Mr. Stitch stood beside Brandi and began without ceremony. He held out his arms, his palms up and open, wiggling his fingers. “Anybody got something?” he asked the crowd. Two women stepped forward, one holding out what looked to be a piece of string. Mr. Stitch took it from her, balled it up, and put it into Brandi’s hand. He then leaned over, putting his ear to Brandi’s lips, hiding her blank face from everyone. He straightened up and returned the string. “She says, ’A hat,’ ” he said.

“A hat?” the woman mumbled.

“A hat?” the other woman said.

The crowd waited silently for the women to make some connection. Mabel pictured a straw hat and a colorful scarf. A hat, she whispered, desperate for the women to find their way back to a particular sunny afternoon.

“Oh, yes,” the woman with the string finally said. “Oh, oh, yes.” She put her hands to her face and cried. “A hat,” she sobbed. “Of course. The hat.” Her friend took her by the shoulders and directed her back toward the gate.

People stepped forward, one by one, with their bits of cloth and pieces of jewelry and letters bound with ribbon. ” ‘A flower,’” Mr. Stitch imparted. A
book. A picture. A necktie. A map
. Some merely shrugged and walked away, but most collapsed in heartbreak and tears. The panther felt heavy in Mabel’s front pocket, and she could feel its edges pressing into her breast, could feel its tiny claws scratching for purchase. Her heart beat fast with both her belief and her disbelief. She so wanted to fall apart, but she knew that whatever Mr. Stitch told her, whatever words Brandi passed on from beyond a supposed grave, would be meaningless. But she also knew she’d return to Stitch Farm with everything she could find that her father had touched. If Mr. Stitch said the right word in the right way it might work, she thought. I could be haunted too.

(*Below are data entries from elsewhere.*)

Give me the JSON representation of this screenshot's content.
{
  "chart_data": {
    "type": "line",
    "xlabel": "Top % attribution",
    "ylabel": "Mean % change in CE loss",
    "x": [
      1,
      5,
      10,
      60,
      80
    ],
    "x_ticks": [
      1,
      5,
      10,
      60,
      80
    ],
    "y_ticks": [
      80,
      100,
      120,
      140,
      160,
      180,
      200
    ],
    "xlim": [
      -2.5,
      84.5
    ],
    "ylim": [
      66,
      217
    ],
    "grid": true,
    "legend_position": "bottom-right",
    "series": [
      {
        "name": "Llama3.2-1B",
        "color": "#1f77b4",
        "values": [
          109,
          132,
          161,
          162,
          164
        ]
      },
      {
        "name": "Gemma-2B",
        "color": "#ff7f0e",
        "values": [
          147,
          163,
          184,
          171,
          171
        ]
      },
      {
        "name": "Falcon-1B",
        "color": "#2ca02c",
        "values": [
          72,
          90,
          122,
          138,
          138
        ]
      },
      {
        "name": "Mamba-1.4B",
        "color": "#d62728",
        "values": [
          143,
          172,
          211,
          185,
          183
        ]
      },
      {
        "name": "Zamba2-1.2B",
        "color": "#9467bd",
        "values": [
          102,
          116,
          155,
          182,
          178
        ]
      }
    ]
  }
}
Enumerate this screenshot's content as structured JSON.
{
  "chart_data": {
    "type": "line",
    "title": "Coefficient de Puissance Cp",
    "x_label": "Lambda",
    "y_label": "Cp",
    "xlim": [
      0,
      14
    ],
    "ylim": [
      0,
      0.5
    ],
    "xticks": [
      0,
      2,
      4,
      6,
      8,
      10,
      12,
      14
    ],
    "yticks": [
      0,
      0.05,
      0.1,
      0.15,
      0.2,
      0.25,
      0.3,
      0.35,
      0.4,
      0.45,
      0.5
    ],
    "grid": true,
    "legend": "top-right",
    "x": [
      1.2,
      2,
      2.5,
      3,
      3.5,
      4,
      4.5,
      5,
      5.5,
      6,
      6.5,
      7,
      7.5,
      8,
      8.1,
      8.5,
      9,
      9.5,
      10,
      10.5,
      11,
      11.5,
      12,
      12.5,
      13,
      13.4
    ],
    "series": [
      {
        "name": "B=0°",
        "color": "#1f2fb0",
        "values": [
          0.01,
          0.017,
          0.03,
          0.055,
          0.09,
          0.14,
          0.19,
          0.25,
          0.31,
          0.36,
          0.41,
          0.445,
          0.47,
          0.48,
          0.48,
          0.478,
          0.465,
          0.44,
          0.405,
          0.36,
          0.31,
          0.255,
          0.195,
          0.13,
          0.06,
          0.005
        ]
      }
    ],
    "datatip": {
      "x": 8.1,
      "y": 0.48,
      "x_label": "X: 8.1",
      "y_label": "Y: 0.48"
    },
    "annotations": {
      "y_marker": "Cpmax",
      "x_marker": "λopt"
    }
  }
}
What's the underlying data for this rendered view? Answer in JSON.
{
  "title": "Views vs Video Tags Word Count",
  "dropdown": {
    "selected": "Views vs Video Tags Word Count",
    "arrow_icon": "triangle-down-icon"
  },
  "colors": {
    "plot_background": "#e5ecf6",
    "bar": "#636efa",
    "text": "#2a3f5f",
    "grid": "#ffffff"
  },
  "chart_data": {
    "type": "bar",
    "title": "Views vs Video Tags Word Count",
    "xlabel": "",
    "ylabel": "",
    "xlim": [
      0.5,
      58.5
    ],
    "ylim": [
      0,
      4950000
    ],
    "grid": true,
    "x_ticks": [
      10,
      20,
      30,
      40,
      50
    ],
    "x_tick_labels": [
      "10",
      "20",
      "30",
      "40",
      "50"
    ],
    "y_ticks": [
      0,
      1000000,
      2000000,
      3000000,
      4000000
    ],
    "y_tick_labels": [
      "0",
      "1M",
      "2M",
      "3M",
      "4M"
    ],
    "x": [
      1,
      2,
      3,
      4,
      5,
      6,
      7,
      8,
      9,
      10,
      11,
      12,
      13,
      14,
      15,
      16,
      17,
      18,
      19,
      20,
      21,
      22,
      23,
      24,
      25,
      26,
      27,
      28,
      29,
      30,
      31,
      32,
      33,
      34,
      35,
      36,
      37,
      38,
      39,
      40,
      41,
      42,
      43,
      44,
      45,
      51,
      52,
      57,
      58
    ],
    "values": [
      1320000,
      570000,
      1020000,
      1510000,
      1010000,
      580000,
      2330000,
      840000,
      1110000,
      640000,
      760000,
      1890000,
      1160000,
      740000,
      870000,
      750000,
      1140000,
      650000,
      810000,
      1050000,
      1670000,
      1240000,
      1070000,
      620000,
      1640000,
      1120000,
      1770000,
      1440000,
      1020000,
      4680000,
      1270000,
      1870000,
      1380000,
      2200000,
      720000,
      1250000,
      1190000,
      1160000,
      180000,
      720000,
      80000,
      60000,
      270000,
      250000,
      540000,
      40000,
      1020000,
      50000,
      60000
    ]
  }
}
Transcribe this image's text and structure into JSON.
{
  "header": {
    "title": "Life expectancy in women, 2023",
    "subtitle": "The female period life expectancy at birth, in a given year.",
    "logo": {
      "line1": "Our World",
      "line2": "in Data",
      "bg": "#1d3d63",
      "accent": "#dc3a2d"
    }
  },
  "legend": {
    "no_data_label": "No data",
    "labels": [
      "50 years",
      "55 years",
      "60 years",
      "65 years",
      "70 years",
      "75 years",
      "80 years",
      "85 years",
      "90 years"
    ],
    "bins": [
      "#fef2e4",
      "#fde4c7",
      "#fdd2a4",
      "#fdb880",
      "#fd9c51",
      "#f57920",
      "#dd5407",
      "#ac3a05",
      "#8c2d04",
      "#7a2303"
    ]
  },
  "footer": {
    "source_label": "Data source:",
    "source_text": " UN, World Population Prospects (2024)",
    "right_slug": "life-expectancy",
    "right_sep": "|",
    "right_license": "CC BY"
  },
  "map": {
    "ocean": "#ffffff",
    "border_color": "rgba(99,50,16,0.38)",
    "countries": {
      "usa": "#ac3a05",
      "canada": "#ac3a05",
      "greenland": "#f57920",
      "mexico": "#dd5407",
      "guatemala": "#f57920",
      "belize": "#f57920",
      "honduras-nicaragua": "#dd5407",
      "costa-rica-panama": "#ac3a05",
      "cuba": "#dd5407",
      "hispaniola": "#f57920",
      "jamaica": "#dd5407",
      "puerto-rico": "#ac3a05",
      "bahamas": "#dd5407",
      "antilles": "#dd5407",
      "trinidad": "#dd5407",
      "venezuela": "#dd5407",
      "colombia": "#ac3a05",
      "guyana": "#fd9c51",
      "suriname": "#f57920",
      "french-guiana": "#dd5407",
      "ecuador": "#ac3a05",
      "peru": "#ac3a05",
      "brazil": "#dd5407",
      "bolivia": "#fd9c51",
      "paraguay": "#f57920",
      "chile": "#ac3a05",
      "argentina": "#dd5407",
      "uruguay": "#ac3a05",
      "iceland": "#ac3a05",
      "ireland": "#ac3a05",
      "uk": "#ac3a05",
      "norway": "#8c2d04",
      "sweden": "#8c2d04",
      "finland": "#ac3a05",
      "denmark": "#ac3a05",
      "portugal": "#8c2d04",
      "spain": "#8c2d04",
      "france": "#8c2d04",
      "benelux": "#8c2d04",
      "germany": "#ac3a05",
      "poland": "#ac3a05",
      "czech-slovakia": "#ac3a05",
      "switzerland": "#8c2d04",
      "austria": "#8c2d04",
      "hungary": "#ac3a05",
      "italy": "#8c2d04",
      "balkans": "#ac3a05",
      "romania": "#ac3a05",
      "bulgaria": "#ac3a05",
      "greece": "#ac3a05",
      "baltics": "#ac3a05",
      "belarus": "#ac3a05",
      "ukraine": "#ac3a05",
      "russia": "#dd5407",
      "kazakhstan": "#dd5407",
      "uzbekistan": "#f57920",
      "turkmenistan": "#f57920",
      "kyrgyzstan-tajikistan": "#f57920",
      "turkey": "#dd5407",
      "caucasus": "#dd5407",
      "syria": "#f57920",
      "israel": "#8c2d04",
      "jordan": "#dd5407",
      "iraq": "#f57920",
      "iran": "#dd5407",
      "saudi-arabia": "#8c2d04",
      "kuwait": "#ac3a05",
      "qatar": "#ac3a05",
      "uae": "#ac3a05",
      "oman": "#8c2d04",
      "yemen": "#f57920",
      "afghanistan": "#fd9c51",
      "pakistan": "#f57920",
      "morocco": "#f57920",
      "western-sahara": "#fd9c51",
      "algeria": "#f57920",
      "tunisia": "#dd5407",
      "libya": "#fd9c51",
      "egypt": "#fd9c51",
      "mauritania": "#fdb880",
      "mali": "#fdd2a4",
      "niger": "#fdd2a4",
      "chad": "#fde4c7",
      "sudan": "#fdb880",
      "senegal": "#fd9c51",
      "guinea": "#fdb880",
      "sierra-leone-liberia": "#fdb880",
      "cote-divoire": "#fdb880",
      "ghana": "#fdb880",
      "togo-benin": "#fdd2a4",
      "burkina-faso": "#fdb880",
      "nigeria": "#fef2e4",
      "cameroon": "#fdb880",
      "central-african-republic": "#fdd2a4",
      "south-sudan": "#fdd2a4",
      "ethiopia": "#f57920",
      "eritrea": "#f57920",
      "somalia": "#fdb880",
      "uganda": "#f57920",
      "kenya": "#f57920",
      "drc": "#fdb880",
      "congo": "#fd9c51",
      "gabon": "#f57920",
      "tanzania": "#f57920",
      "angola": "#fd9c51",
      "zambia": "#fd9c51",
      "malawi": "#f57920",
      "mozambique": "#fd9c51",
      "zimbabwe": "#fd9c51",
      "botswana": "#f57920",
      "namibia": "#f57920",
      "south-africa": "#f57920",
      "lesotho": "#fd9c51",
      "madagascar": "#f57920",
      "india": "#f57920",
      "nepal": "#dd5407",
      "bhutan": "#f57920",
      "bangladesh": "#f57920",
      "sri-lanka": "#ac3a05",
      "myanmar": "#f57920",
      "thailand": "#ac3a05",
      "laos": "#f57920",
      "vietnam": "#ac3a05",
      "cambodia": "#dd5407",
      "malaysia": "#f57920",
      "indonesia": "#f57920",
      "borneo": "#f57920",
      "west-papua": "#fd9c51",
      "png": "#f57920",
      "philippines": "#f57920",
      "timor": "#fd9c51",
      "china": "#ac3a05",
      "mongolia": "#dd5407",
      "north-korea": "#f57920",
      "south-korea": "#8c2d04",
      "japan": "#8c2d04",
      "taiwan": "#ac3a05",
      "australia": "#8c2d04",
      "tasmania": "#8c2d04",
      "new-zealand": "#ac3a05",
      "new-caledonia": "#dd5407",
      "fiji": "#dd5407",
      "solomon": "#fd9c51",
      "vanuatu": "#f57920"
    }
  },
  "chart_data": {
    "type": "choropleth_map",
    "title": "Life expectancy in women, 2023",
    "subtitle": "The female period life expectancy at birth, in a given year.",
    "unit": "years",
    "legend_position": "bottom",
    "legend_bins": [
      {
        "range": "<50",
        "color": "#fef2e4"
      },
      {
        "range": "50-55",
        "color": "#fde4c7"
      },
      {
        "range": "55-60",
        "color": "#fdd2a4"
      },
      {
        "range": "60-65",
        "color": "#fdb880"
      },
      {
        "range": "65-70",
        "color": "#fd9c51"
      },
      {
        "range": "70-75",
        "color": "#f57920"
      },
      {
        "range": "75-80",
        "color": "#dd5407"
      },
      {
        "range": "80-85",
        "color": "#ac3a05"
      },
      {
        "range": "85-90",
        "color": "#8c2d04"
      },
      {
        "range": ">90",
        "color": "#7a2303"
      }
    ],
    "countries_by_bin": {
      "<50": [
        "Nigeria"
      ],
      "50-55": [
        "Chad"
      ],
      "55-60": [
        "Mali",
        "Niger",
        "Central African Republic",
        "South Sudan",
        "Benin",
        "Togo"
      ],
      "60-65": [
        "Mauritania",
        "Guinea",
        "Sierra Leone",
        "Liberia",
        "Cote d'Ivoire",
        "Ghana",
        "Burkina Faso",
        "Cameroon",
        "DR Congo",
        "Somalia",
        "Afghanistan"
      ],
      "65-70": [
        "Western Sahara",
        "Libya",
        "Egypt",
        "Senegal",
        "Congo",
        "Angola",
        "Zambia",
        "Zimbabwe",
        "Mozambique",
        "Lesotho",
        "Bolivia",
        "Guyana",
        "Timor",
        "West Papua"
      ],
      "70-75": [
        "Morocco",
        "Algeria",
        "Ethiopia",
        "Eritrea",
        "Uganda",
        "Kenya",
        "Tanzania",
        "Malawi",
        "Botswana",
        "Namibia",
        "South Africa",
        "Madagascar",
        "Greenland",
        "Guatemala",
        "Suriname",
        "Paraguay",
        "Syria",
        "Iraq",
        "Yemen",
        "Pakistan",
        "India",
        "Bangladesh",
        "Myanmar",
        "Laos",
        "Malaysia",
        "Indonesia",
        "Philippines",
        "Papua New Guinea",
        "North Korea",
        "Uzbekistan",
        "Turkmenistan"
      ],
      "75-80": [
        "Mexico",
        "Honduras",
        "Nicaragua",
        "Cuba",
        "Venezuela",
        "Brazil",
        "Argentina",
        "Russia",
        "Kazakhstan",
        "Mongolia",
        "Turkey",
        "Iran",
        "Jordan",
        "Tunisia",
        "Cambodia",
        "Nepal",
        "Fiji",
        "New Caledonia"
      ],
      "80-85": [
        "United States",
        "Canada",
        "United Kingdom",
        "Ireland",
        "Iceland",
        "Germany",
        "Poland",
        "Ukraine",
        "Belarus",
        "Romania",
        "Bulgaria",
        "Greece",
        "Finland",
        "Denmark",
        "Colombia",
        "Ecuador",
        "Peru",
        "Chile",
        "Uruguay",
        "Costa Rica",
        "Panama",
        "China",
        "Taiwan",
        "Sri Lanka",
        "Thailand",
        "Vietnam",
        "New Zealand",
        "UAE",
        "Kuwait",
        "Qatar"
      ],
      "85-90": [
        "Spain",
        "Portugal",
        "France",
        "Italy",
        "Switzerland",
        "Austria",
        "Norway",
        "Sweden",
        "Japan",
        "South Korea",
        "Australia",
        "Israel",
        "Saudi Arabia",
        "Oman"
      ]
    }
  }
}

With all the shade from the umbrella working to keep pale Mrs. Lindley from sizzling away to nothing, Mabel felt the sun’s heat weaken her knees and ankles. She noticed a few people fall slowly to the ground, some with something like a Hallelujah wail, almost gleeful in their pain. Mabel lowered
herself to the dirt, then became frightened by all the crazies towering above her, mere footsteps from trampling her. But she was too dizzy to move. “Do you need my sunblock, Mabel?” Mrs. Lindley said, as Mabel pressed both hands to the ground to feel still. She closed her eyes and all the most banal junk of her life swam among the dots of her vision—just spoons and forks, pairs of scissors, shoelaces, pencils, light bulbs. She then saw her mother, her mind lost, on one hectic afternoon with her coat over a flesh-colored slip, frayed lace at her knees. That day, months before her father’s suicide, Mabel’s mother went from store to store secretly slipping her things from her deep coat pockets onto the shelves in a kind of reverse kleptomania. She left a Hummel among boxes of cough elixir in a drugstore, her wedding ring in a china cup in a department store. In a dress shop, she took a Swiss Army knife from her coat pocket and dropped it into the pocket of a coat on a mannequin. Mabel and Lily ran along behind her, huffing and puffing and tumbling over each other’s legs as they struggled to keep up with their mother’s quick pace. Lily, frightened, had put her hand in Mabel’s pocket.